The results are shown below. Clearly, we have a significant off for the 3rd peak. Could you just focus on that peak and recheck if the intensity is calculated correctly? I am thinking if this is because we missed some correction term or simply because we messed some expression in the current correction terms.

Please do this in time. If you are not clear about my concern, please talk to me. We have wasted a lot of time.

[sayred1]

I went in and looked our intensity calculations, there was a single line of code that needed to be fixed at line 701 that accounts for multiplicity. https://github.com/qzhu2017/XRD/blob/0784b0f41726e762aa0c51712478dcf3ba16ede7/XRD.py#L692-L702.

Here's what the pxrd and mercury comparison looks like now:

This is without preferred orientation. Our and mercurys profile functions still seem to be very different than one another in terms of intensities, and also have a slight shift in 2theta values.

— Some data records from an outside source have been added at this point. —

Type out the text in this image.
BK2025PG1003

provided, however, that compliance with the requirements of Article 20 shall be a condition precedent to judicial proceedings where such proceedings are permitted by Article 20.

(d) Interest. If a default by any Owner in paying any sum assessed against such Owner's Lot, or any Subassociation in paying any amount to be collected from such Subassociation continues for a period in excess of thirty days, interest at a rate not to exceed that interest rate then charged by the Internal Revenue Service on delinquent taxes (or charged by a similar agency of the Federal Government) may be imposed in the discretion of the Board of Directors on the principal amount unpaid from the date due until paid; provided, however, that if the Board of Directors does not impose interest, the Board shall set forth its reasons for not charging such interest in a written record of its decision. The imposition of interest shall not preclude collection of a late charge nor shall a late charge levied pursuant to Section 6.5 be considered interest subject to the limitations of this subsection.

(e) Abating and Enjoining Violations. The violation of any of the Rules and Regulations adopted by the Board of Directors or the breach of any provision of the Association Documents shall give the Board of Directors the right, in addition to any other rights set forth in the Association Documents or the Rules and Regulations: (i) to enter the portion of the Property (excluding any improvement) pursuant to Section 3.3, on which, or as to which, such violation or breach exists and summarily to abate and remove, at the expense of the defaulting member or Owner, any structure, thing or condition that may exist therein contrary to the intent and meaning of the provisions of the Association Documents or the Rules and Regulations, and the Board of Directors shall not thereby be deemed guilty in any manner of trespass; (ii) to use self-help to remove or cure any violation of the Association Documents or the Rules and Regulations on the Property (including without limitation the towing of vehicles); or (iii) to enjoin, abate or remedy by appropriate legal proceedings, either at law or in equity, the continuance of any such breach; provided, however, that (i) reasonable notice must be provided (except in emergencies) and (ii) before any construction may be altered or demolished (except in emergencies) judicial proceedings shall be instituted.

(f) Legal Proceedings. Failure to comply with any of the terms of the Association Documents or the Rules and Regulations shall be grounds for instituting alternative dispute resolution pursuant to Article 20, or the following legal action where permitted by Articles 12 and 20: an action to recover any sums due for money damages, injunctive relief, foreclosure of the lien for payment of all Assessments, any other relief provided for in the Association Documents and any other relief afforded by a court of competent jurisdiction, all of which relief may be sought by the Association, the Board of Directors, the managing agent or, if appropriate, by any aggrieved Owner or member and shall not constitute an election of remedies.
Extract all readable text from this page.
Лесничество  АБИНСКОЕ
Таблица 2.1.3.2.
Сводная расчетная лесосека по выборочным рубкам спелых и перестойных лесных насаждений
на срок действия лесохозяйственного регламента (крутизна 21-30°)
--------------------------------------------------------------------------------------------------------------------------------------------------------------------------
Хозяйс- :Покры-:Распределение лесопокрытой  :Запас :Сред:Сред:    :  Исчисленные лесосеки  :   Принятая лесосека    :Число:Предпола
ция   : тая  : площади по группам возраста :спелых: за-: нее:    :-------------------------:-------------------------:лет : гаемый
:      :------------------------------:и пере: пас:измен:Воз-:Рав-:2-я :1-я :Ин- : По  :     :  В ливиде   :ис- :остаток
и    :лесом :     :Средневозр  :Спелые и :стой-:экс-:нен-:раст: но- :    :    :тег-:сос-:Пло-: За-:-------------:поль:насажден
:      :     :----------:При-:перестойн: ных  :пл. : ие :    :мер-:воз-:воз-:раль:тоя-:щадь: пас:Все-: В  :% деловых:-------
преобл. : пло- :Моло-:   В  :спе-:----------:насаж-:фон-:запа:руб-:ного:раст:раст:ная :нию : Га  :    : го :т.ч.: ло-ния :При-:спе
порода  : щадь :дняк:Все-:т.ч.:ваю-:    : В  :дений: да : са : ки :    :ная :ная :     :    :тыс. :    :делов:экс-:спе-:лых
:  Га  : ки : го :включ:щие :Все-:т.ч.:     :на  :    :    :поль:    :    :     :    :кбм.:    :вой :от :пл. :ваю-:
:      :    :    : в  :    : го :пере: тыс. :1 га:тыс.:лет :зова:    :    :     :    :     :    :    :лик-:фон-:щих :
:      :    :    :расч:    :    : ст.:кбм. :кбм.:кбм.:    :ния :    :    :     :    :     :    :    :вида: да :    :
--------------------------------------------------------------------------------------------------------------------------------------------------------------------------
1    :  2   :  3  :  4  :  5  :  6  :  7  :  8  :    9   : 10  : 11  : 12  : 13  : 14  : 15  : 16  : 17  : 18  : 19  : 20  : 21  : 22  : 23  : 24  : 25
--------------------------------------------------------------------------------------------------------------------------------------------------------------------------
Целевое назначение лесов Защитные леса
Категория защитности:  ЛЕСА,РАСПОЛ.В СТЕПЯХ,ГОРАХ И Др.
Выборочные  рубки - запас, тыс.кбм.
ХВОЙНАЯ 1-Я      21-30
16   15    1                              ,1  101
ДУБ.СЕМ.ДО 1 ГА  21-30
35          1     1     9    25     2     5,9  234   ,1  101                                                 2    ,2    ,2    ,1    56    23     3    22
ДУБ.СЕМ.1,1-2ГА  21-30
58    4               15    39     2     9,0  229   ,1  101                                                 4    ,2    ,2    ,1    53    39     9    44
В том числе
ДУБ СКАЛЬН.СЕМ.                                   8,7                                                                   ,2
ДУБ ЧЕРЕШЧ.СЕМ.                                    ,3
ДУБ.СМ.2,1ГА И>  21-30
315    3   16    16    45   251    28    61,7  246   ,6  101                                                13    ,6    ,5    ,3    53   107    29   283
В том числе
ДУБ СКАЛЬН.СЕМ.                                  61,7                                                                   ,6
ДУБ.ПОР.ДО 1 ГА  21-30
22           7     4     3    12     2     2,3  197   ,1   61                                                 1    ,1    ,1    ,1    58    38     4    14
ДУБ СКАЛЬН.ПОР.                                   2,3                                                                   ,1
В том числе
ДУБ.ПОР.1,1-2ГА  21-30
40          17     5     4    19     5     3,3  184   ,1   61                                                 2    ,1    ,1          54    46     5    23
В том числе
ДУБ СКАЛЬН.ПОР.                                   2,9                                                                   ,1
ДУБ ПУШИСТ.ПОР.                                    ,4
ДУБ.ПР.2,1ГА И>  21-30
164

Notice also that both simulated peaks line up in 2theta, and that mercurys simulated peak is also slightly shifted from its profile function.

I crosschecked out pxrd intensities and 2thetas with pymatgen, everything seems to line up.

If we alter the march parameter, for instance I set the march parameter _G = 0.63 in similarity.ipynb, this is what we get:

Obviously preferred orientation has a significant impact. But if you play with the march parameter, there isn't a value at which all simulated intensities from pxrd and mercury xrd line up, so we may be missing another correction factor that mercury has.

I also added another profiling function, https://en.wikipedia.org/wiki/Voigt_profile, which I believe is the function that mercury uses.

[qzhu2017]

@sayred1 , following our video discussion. I suspect the broadening of the peak is related to the theta angle by

I got the relation from a quick on-line search http://www.fhi-berlin.mpg.de/acnew/department/pages/teaching/pages/teaching__wintersemester__2015_2016/frank_girgsdies__peak_profile_fitting_in_xrd__151106.pdf

So, suppose the sample has a fixed size (p), the bcos(theta) term should be constant. Therefore, the peak at high angle will have bigger broadening. So the intensity should drop.

I am not sure if this is just a simple cos(theta). But I just tried to rescale your data by cos(theta). The results look comparable with Mercury results.

Please further check if my relation is correct.

[qzhu2017]

@sayred1 Okay, I just found a very concise (but very useful) tutorial which clears my concerns regarding the issues appeared in our discussion.

http://prism.mit.edu/xray/introduction%20to%20xrpd%20data%20analysis.pdf

The peak shift follows a cosθ behavior, so peak shift might change direction over a large angular range.